Let me explain. I've begun to think that we humans have two times, perhaps three. The times of our minds (this is the To Do list time), and the times of our bodies and our psyches. My Italian husband always said to me, "Life is long." I thought he was crazy. (Didn't he perceive, like everyone else, that life is simply too short, i.e. ticking along at a rapid clip?) But now, I am beginning to understand what he meant. Even as we rush around, some things simply take time. They take the time they take. And no amount of disciplined action-taking will change that.

Four months ago, I smashed my finger in the door of my daughters' room. Blood began to spread under the nail. It throbbed for days. Then it turned black. Then the black spot began to grow out from the cuticle. For much longer than I thought, my nail continued to grow out black. A couple weeks ago, the top layer of nail came out of the cuticle separated from the new nail growing underneath. The "black spot," which was of course, dried blood, slowly disappeared as the water with every bath, hand-washing or dish-cleaning, did its invisible, gentle job of washing it away. Now, I have this unsightly layer of fingernail which looks like a dirty piano key. Thick, yellowish. Unattached at the bottom, still attached at the top. There's nothing I can do about it, and nothing I want to do about it. It would hurt! So I leave it, and look at it. Day after day after day. We're not talking great loss here. We're talking a single fingernail. But it's teaching me a whopper of a lesson: It's going to take as long as it's going to take.

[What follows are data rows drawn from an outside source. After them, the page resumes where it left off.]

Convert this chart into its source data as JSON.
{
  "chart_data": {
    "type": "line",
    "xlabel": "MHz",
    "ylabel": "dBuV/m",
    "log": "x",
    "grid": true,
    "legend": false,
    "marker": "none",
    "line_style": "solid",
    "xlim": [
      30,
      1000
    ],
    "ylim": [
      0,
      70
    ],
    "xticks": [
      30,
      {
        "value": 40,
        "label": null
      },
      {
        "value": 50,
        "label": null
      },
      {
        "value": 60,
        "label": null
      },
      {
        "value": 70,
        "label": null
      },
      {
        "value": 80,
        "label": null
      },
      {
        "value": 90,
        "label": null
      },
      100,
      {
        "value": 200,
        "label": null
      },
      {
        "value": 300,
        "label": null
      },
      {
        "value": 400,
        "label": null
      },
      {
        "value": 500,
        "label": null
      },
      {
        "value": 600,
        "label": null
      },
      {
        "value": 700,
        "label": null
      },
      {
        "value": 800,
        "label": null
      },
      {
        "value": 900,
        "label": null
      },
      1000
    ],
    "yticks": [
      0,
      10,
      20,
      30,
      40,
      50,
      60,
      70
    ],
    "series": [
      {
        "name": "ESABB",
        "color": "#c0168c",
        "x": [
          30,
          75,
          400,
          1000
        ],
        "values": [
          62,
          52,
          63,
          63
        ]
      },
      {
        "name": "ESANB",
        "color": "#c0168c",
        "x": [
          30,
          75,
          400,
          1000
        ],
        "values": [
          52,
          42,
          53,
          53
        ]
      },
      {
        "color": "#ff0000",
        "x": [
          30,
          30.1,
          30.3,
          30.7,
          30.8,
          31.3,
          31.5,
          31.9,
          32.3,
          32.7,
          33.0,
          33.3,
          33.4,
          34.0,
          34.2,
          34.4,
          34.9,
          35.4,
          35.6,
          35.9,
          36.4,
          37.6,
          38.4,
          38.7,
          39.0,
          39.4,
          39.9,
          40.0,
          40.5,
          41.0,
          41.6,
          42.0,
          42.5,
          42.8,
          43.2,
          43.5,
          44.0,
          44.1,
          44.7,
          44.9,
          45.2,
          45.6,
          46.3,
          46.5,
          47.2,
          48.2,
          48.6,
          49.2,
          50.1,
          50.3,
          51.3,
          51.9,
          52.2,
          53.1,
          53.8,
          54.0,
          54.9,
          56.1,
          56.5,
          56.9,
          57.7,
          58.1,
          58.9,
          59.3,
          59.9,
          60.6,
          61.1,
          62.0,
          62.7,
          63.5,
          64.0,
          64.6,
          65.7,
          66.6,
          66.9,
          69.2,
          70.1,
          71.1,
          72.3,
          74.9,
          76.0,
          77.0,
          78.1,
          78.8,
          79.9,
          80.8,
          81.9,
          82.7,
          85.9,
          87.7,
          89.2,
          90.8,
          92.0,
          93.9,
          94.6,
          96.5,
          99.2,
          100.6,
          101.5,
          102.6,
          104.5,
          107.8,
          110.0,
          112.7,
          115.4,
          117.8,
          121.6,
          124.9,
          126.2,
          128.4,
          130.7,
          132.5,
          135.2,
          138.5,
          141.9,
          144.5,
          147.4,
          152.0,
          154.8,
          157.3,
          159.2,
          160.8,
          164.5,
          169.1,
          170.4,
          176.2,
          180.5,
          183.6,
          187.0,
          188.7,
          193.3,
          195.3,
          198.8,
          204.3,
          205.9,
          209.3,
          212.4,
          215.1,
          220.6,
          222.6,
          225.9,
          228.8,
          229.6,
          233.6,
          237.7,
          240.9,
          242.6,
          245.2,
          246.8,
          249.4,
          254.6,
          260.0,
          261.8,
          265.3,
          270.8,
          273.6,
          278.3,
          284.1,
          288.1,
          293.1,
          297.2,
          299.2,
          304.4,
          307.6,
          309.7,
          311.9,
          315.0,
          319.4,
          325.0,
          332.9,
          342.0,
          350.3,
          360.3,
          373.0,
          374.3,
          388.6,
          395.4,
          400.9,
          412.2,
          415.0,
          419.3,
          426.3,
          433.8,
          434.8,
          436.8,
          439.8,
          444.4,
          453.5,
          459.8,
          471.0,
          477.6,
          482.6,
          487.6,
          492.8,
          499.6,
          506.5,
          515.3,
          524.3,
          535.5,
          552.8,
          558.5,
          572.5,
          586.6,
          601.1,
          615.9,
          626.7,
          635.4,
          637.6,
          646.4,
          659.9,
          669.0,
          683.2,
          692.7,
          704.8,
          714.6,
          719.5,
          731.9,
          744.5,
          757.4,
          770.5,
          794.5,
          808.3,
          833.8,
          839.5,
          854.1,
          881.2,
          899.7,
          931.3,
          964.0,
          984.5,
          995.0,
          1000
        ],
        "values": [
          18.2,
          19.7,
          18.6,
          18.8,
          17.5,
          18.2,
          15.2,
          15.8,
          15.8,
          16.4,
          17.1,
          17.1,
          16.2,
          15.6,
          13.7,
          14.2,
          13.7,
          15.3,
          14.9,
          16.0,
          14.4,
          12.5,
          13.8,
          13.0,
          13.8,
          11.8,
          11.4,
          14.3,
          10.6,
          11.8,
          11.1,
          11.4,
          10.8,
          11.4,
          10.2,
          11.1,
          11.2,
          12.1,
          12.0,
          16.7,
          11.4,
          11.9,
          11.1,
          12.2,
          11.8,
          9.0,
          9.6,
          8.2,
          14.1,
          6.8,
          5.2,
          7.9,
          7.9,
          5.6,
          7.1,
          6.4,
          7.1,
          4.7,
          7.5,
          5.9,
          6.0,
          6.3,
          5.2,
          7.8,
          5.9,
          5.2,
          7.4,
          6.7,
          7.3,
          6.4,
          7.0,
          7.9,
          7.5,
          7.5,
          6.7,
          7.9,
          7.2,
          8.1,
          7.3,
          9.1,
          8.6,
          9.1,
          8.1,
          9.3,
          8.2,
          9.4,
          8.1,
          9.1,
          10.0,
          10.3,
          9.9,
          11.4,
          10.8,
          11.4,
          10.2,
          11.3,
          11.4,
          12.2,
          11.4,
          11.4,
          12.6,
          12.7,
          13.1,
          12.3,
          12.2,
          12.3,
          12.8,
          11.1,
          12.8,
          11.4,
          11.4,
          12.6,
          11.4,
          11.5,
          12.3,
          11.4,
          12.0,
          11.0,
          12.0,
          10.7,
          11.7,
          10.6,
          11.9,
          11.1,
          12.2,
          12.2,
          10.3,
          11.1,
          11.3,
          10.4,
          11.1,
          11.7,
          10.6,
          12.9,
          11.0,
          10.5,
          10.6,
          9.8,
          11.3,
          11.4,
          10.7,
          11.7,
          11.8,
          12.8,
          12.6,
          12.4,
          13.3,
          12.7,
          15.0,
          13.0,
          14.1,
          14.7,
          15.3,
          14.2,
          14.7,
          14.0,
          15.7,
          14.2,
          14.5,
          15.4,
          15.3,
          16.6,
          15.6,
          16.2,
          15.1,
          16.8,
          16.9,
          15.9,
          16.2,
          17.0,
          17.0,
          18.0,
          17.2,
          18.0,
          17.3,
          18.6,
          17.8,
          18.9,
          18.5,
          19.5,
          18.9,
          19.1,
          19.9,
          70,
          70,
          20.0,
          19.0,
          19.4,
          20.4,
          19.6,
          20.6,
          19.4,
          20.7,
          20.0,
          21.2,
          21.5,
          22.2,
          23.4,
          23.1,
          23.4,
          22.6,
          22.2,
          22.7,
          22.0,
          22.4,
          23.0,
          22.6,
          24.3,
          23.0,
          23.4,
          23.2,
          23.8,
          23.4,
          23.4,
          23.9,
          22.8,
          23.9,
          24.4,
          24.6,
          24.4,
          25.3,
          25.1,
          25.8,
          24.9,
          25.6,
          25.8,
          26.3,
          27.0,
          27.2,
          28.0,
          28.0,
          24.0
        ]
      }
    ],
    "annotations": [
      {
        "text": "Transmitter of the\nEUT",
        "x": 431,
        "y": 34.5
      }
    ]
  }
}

That's a finger. But then there's my heart. In 2006 my father died. This is the sort of earthquake we all suffer, and there could be no more apt geographical metaphor. The plates shifted. My grounding, which I so trusted, fell away. Nothing was solid. And here I am 4 years later, still putting things right, or trying to rebuild with lighter more flexible materials the structure of my heart. The pain is still there, but it has morphed. And it has changed me. Time is passing. It will continue to pass. It will take as long as it takes.

Marriage. (That subject again.) My marriage is a miracle to me. It has grown and evolved according to its own clock. It has a sense of time that eludes me. It seems to have a timeless faith in itself that keeps it going, even when we have run out of patience or nice things to say. Darkness, light. Another day / month / year.

We have to trust in these times. We have to surrender to them. We are in their grasp and their flow. They will confuse us, serve us well, outlive us.

And so, as I've written this, I've overcooked my lunch, unaware of the time. Geologic time is no good for steaming vegetables.